One the one hand, the author is a good writer, and he has a fast paced and action filled story with descriptive and well done combat and realistic tactics and strategy and such. The author has set his story in a just slightly ahistorical/fantastical version of Ancient Greece and its city states, and the descriptions of the gear and tactics and daily life and tools match up with the best theories we have about what that was all like. And the story is paced well, not too long, with not too many extraneous bits, and with a short but sensible dramatic structure.
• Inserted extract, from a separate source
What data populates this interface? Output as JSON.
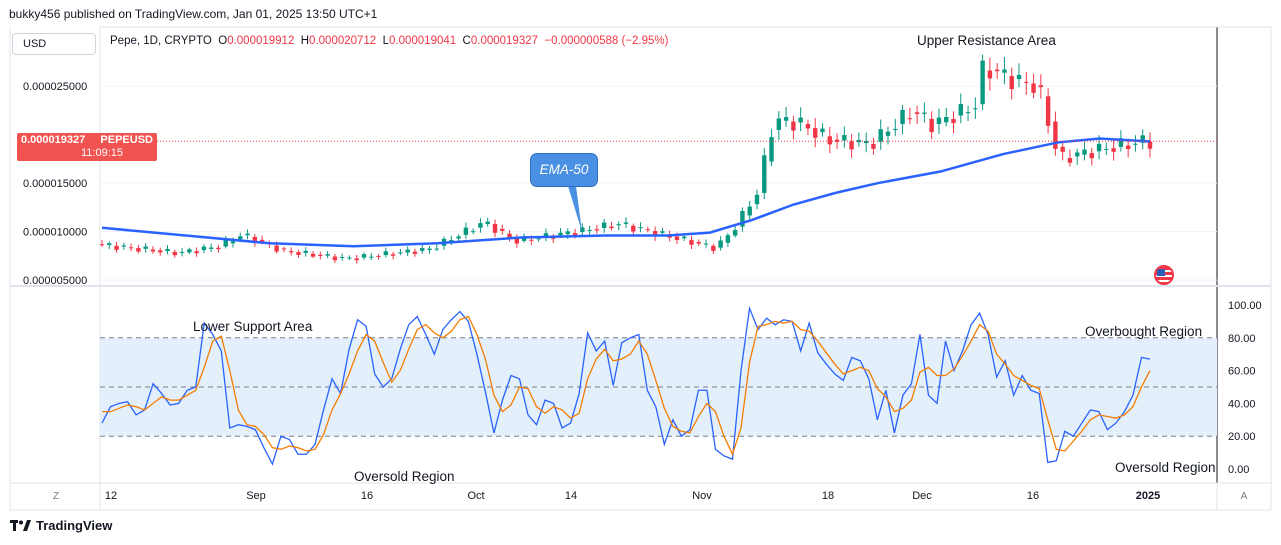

On the other hand, the title page of the book has a blurb-recommendation by Steven Erikson, who is the godfather of terrible fantasy door stops. And when you think about it, you can see why Erikson would like the novel. It has this feel of manly men and blood and tragedy for no particular good reason. While the moment to moment writing is fine, there's a lot of open questions about what the story and plot are doing and why they are doing it. E.g. Why set this story in a fantastical version of Greece? Did the science fictional and ahistorical elements really add anything to the story? (no) If you are doing a fantastical story, why hew so closely to these historical plot lines? E.g. why not just write historical fiction, rather than off-by-10% semi-fantasy historical fiction? Were we supposed to be rooting for the majority of the PoV characters? They seemed like kind of dicks in the greater scheme of things and there wasn't any real reason to hope that they would succeed rather than their opponents. Along the same lines, were we supposed to feel bad when bad things happen to them and their people? Or is the story more "milk man gets served milk"? (yes) Did the story need so much rape? As usual the answer is probably not.

So, this was a technically competent historical-fantasy adventure story (a bit like a text version of the movie _Gladiator_, but without the gladiators?) that was lacking in overall direction and meaning.